Guillermo : Le film est passionnément amoureux du cinéma. Du cinéma classique. Mais je ne voulais pas de références trop évidentes. Quand Sally et son voisin regardent la télé ou vont au cinéma, l’erreur aurait été de mettre Chantons sous la pluie ou Citizen Kane. Il y a des quantités de réalisateurs qui sont amoureux du grand cinéma. Moi j’aime Le cinéma. Le cinéma de merde, le cinéma du dimanche. Quand j’étais gamin à Mexico, on allait au cinéma qu’importe ce qu’ils programmaient. Qu’importe si c’était un Tarzan, un film de la Hammer. On rentrait dans la salle même si le film en était au milieu. Ce n’était pas du Woody Allen. On regardait du milieu et on restait ensuite pour le début de la séance suivante. Le cinéma a sauvé ma vie. Et plus d’une fois. Mais pas nécessairement les grands films. Certains films, même s’ils sont mauvais, te touchent à un moment donné parce que tu en as besoin. Une mauvais drame larmoyant est génial quand tu en as besoin. C’est ce cinéma auquel je voulais rendre hommage.
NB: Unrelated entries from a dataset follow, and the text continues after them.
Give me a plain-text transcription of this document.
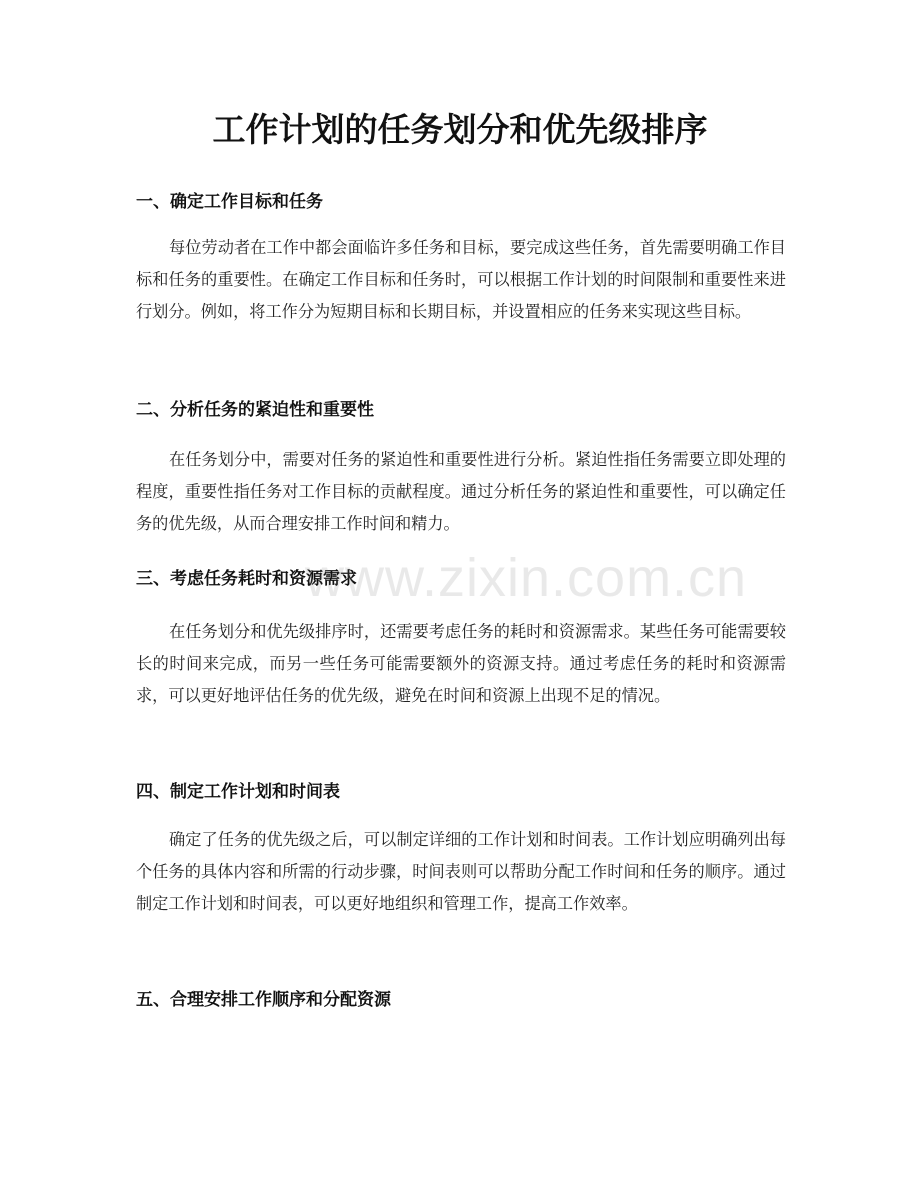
工作计划的任务划分和优先级排序
一、确定工作目标和任务

每位劳动者在工作中都会面临许多任务和目标，要完成这些任务，首先需要明确工作目标和任务的重要性。在确定工作目标和任务时，可以根据工作计划的时间限制和重要性来进行划分。例如，将工作分为短期目标和长期目标，并设置相应的任务来实现这些目标。

二、分析任务的紧迫性和重要性

在任务划分中，需要对任务的紧迫性和重要性进行分析。紧迫性指任务需要立即处理的程度，重要性指任务对工作目标的贡献程度。通过分析任务的紧迫性和重要性，可以确定任务的优先级，从而合理安排工作时间和精力。

三、考虑任务耗时和资源需求

在任务划分和优先级排序时，还需要考虑任务的耗时和资源需求。某些任务可能需要较长的时间来完成，而另一些任务可能需要额外的资源支持。通过考虑任务的耗时和资源需求，可以更好地评估任务的优先级，避免在时间和资源上出现不足的情况。

四、制定工作计划和时间表

确定了任务的优先级之后，可以制定详细的工作计划和时间表。工作计划应明确列出每个任务的具体内容和所需的行动步骤，时间表则可以帮助分配工作时间和任务的顺序。通过制定工作计划和时间表，可以更好地组织和管理工作，提高工作效率。

五、合理安排工作顺序和分配资源
www.zixin.com.cn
"Je veux que l’audience ressente la douleur. On a derrière nous 100 ans de violence au cinéma qui ne fait pas mal."
Dans vos films Guillermo, on ressent la douleur physique quand les personnages se blessent. Qu'est ce que vous cherchez à transmettre à travers ces scènes ?
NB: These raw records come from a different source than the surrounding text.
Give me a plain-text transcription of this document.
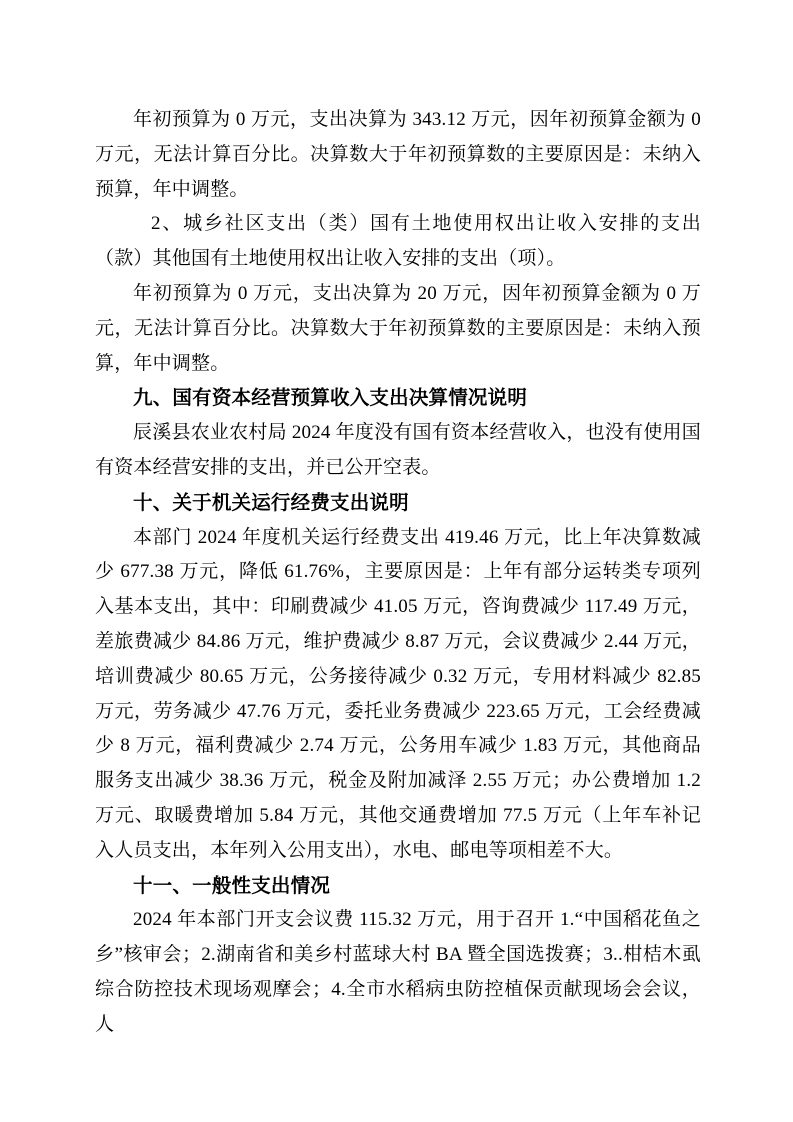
年初预算为 0 万元，支出决算为 343.12 万元，因年初预算金额为 0 万元，无法计算百分比。决算数大于年初预算数的主要原因是：未纳入预算，年中调整。

2、城乡社区支出（类）国有土地使用权出让收入安排的支出（款）其他国有土地使用权出让收入安排的支出（项）。

年初预算为 0 万元，支出决算为 20 万元，因年初预算金额为 0 万元，无法计算百分比。决算数大于年初预算数的主要原因是：未纳入预算，年中调整。

九、国有资本经营预算收入支出决算情况说明

辰溪县农业农村局 2024 年度没有国有资本经营收入，也没有使用国有资本经营安排的支出，并已公开空表。

十、关于机关运行经费支出说明

本部门 2024 年度机关运行经费支出 419.46 万元，比上年决算数减少 677.38 万元，降低 61.76%，主要原因是：上年有部分运转类专项列入基本支出，其中：印刷费减少 41.05 万元，咨询费减少 117.49 万元，差旅费减少 84.86 万元，维护费减少 8.87 万元，会议费减少 2.44 万元，培训费减少 80.65 万元，公务接待减少 0.32 万元，专用材料减少 82.85 万元，劳务减少 47.76 万元，委托业务费减少 223.65 万元，工会经费减少 8 万元，福利费减少 2.74 万元，公务用车减少 1.83 万元，其他商品服务支出减少 38.36 万元，税金及附加减泽 2.55 万元；办公费增加 1.2 万元、取暖费增加 5.84 万元，其他交通费增加 77.5 万元（上年车补记入人员支出，本年列入公用支出），水电、邮电等项相差不大。

十一、一般性支出情况

2024 年本部门开支会议费 115.32 万元，用于召开 1.“中国稻花鱼之乡”核审会；2.湖南省和美乡村蓝球大村 BA 暨全国选拨赛；3..柑桔木虱综合防控技术现场观摩会；4.全市水稻病虫防控植保贡献现场会会议，人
Guillermo : Je veux que l’audience ressente la douleur. On a derrière nous 100 ans de violence au cinéma qui ne fait pas mal et qui souvent nous amuse. On la trouve cool. Quand il y a un acte de violence, je veux que l’audience la ressente au lieu qu’elle divertisse. Je ne veux pas de blessure à la Bruce Willis avec un peu de sang. Je veux qu’on sente les nez qui craquent, les coups dans les dents, les bras qui cassent ou les doigts arrachés. Je cherche des blessures que l’on ne voit jamais au cinéma.
Alexandre Desplat, pourquoi l’accordéon et la Javanaise de Gainsbourg dans la B.O ? C’est pour la touche française ?
Alexandre : Pour moi l’accordéon n’est pas français. L’accordéon vient aussi bien d’Italie, d'Allemagne, d’Argentine, et le son d’accordéon que j’utilise n’est pas français. Si vous écoutez des compositeurs qui utilisent l’accordéon pour sonner français, ils empruntent à la musette, qui est un autre registre. Mon accordéon est plus sud américain et proche du tango. On entend accordéon et on pense français, mais c’est faux.
Guillermo : Alors que j’ai demandé du Gainsbourg parce que je me suis dit que c’était mon film français (rires). J’ai écrit le film avec la musique de Georges Delerue et la Javanaise par Serge Gainsbourg mais aussi Madelaine Peyroux. Je m’étais fait une sélection sur iTunes sous le nom Poisson.
Guillermo, dans les remerciements, vous citez Edgar Wright, les Frères Coen, James Cameron et d'autres réalisateurs.
Guillermo : J’ai voulu remercier ceux qui ont lu le scénario et m’ont donné leur avis. L’avis d’Edgar c’était « j’aime tout » (rires). Cela reste une opinion. James Cameron l’a lu, m’a retourné quelques notes, les Coen aussi, surtout dans les dialogues, c'est leur truc. Tous ceux qui l’ont lu, m’ont fait part de commentaires qui m'ont été utiles, Alfonso Cuarón, Alejandro Iñárritu .. Je fais pareil avec leurs films.